On 29 October 2021 we published an open letter to energy suppliers (‘the October letter’) which highlighted the steps we are taking to protect the short- and long-term interests of consumers, providing greater certainty for investors and strengthening the resilience of the sector. The letter focussed on how we can use existing licence conditions to ensure suppliers act in a more financially responsible manner, and indicated where we are considering broader reform of regulatory frameworks to reflect the risks that the current situation has revealed. Today, as part of the Building Energy Market Resilience package we have published an open letter setting out our approach to strengthening our regulatory regime for supplier financial resilience. This outlines our action plan to strengthen supplier financial resilience and support them in developing robust management control frameworks to manage and mitigate risk. It also sets out how we will strengthen our regulatory regime to minimise consumers’ exposure to financial risk.

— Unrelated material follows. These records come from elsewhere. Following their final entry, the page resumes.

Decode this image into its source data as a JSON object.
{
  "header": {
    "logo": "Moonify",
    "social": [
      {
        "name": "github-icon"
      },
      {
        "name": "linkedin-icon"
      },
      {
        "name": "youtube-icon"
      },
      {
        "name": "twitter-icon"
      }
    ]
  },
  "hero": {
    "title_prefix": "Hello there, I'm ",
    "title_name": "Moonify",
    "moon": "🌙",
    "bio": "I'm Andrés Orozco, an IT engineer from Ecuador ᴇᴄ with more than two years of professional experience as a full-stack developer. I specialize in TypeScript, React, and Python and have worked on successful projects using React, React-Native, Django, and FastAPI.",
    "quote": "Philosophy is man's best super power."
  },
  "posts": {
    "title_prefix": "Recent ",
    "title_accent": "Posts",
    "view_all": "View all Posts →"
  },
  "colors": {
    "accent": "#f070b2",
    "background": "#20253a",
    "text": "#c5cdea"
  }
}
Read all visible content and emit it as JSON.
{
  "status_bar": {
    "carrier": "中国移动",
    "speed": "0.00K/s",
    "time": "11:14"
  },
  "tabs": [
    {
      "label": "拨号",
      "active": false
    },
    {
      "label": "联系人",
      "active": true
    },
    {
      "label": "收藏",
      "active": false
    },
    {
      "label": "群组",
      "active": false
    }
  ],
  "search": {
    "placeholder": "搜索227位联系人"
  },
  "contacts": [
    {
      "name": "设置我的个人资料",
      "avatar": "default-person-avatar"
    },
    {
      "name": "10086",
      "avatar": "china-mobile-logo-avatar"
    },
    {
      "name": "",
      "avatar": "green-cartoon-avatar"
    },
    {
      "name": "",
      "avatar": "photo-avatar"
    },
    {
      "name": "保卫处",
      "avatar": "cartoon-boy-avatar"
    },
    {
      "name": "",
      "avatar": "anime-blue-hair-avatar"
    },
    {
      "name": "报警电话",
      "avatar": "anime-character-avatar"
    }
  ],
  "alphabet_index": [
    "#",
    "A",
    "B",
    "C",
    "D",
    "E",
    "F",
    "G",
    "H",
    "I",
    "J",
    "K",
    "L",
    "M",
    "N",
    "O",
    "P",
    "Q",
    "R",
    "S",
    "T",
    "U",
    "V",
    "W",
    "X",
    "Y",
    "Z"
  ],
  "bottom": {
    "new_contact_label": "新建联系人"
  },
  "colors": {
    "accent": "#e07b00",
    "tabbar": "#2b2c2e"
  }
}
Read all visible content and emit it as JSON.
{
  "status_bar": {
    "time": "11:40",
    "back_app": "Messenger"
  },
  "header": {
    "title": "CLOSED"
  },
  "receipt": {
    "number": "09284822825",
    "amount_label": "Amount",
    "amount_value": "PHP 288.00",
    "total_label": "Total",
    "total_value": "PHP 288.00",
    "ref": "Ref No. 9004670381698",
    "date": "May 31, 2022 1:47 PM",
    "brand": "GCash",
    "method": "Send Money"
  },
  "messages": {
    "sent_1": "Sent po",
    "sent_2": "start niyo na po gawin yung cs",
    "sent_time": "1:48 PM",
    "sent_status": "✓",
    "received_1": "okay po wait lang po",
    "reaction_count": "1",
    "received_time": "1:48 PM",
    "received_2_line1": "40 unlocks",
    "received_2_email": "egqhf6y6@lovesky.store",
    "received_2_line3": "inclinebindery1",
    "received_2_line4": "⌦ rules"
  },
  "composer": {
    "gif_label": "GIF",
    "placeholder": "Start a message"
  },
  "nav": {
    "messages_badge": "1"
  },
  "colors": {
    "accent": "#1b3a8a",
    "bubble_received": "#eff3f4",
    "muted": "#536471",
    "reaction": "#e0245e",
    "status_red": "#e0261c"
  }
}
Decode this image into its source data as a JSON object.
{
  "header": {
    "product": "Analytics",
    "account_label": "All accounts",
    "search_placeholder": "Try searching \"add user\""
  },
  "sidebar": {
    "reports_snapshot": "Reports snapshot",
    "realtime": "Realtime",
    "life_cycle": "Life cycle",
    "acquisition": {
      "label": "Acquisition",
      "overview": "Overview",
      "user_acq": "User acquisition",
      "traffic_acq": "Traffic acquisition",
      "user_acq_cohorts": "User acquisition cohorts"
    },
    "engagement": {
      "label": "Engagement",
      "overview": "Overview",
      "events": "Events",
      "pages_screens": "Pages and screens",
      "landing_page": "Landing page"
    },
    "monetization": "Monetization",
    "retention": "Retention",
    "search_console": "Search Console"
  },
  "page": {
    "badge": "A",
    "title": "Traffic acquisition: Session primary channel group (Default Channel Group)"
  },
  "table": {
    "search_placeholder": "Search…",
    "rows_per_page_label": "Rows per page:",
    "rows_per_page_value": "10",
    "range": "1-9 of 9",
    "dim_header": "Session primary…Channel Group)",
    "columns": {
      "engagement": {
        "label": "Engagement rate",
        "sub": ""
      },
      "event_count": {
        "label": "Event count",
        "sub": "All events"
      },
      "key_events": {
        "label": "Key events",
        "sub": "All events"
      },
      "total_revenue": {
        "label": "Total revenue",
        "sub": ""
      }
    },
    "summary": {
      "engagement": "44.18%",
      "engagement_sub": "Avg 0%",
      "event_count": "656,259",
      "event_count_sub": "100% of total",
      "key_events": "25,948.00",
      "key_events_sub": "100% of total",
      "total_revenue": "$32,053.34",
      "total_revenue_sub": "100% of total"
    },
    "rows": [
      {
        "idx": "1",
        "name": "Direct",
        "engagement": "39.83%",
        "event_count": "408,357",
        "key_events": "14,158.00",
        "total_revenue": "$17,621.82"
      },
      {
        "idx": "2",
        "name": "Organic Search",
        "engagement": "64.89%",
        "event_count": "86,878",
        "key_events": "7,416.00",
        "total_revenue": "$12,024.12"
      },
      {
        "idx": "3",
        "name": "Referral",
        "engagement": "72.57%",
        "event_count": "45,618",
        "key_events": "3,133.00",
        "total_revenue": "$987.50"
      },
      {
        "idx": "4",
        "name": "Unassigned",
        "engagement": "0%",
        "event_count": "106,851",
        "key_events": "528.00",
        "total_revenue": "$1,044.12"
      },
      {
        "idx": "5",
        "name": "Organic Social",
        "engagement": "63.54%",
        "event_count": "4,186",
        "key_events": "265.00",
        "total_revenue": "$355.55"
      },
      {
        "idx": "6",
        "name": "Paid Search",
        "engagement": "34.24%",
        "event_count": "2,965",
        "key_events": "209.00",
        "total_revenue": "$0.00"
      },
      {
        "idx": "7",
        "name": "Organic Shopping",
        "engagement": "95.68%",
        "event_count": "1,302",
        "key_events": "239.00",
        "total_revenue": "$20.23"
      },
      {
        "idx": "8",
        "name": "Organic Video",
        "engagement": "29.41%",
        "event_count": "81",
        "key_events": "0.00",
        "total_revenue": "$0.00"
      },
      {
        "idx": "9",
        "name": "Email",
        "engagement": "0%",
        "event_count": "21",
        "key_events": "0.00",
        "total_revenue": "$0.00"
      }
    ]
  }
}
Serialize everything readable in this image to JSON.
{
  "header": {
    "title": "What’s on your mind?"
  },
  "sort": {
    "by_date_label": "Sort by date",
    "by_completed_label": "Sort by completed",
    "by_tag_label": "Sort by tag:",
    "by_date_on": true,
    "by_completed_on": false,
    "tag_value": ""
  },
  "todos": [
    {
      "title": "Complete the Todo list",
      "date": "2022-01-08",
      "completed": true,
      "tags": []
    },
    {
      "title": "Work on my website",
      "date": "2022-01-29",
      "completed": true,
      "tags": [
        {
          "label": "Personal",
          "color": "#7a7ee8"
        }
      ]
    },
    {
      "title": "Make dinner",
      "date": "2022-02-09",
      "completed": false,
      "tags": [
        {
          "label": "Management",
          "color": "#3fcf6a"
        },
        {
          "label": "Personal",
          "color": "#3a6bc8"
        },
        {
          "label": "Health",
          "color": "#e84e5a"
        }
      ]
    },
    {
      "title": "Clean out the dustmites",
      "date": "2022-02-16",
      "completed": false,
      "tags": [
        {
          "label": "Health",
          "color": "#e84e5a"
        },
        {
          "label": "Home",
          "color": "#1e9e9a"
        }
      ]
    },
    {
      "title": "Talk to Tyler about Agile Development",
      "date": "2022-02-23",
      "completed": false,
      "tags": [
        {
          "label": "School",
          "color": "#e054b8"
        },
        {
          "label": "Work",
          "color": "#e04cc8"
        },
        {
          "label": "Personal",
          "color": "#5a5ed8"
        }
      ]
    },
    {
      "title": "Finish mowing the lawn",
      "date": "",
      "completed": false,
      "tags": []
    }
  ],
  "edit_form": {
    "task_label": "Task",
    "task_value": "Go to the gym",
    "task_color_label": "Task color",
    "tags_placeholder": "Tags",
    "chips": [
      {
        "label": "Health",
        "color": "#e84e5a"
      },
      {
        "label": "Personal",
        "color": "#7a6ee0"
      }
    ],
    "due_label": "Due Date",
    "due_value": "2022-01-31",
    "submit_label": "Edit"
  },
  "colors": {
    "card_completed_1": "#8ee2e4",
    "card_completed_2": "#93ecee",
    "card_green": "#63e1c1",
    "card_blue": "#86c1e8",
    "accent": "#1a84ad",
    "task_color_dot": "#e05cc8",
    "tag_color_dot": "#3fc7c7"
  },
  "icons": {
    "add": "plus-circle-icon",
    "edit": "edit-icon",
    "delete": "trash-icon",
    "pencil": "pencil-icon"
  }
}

The October letter indicated that as a vital step to restoring stability in the sector, in the interests of consumers, we had temporarily ‘paused’ assessment of applications for new supply licences, by extending the reasonable period of assessment, initially to a period of six months, subject to review. And we would continue to revoke unused or dormant supply licences as appropriate.
The Building Energy Market Resilience package sets out our action plan in response to the current unprecedented situation in the energy markets. The work we are carrying out will help us to put in place a new, enduring financial resilience and controls framework. Once in place we will use this framework to assess both new entrants and current suppliers, to ensure they are sufficiently robust. In the meantime, we consider it is important to continue to ‘pause’ our assessment of new applications to continue to protect the retail market, and consumers. Given the time needed to develop a new framework, we have decided to extend the six month pause, announced in the October letter, by a further three months.
This letter provides the reasons for the decision and sets out the supporting changes that we have made to the application guidance document:
The licence application process is governed by the Provision of Services Regulations 2009. In accordance with regulation 19(6), Ofgem has put in place different arrangements to those set out in regulation 19(5) and previously in operation.
Due to overriding reasons of public interest, tacit authorisation for supply licence applications does not apply to supply licences as an interim measure, and until further notice. We have put in place different arrangements to the deemed authorisation set out in 19(5) of the Provision of Services Regulations 2009 and previously advised in this application guidance , so that in the event that a supply licence application is not processed within the period set (or extended) it shall not be automatically deemed authorised.
In addition, we have amended the reasonable period for assessment of applications from 75 working days to nine months to set a new timescale for assessment. Supply licences may be granted within the nine month period, on an exceptional basis, where Ofgem/the Authority considers it is appropriate to do so in the circumstances.
Given our Principal Objective to act in the interests of existing and future consumers, and in light of the current market uncertainty, we consider the removal of tacit authorisation, and extension of the assessment period is a necessary and proportionate course of action, justified by overriding reasons of public interest.
We are taking these steps to protect consumers on public interest grounds. It will ensure that we have sufficient time to consider what information we might reasonably require to be able to conduct a full and robust assessment of the business models of new applicants, to make sure that they are sufficiently prepared in the context of the unprecedented wholesale market volatility. This is particularly important given the likelihood that future shocks to the market could occur, and the resultant impact that may have on under-prepared suppliers, and the potential for harm to consumers and the market in that scenario.
We have put in place these emergency measures without undertaking consultation as it is vital that we act now to control the harm that is caused to consumers and the market by multiple supplier exits. While the recent rise in gas prices is unprecedented, we need to plan on the basis that shocks like this could happen again. A key part of our planning will be that an appropriate level of checks and balances are in place to ensure we do not expose the retail market, and consumers, to excess risk and detriment. This is critical given recent change in market volatility and supplier failures. This will include reviewing licence conditions and the licence application process in due course.
We acknowledge that the decision to put in place different, extended, arrangements for supply licence applications will have an impact on existing and new supply licence applicants. As such, where there are specific concerns, we will engage to review the impact.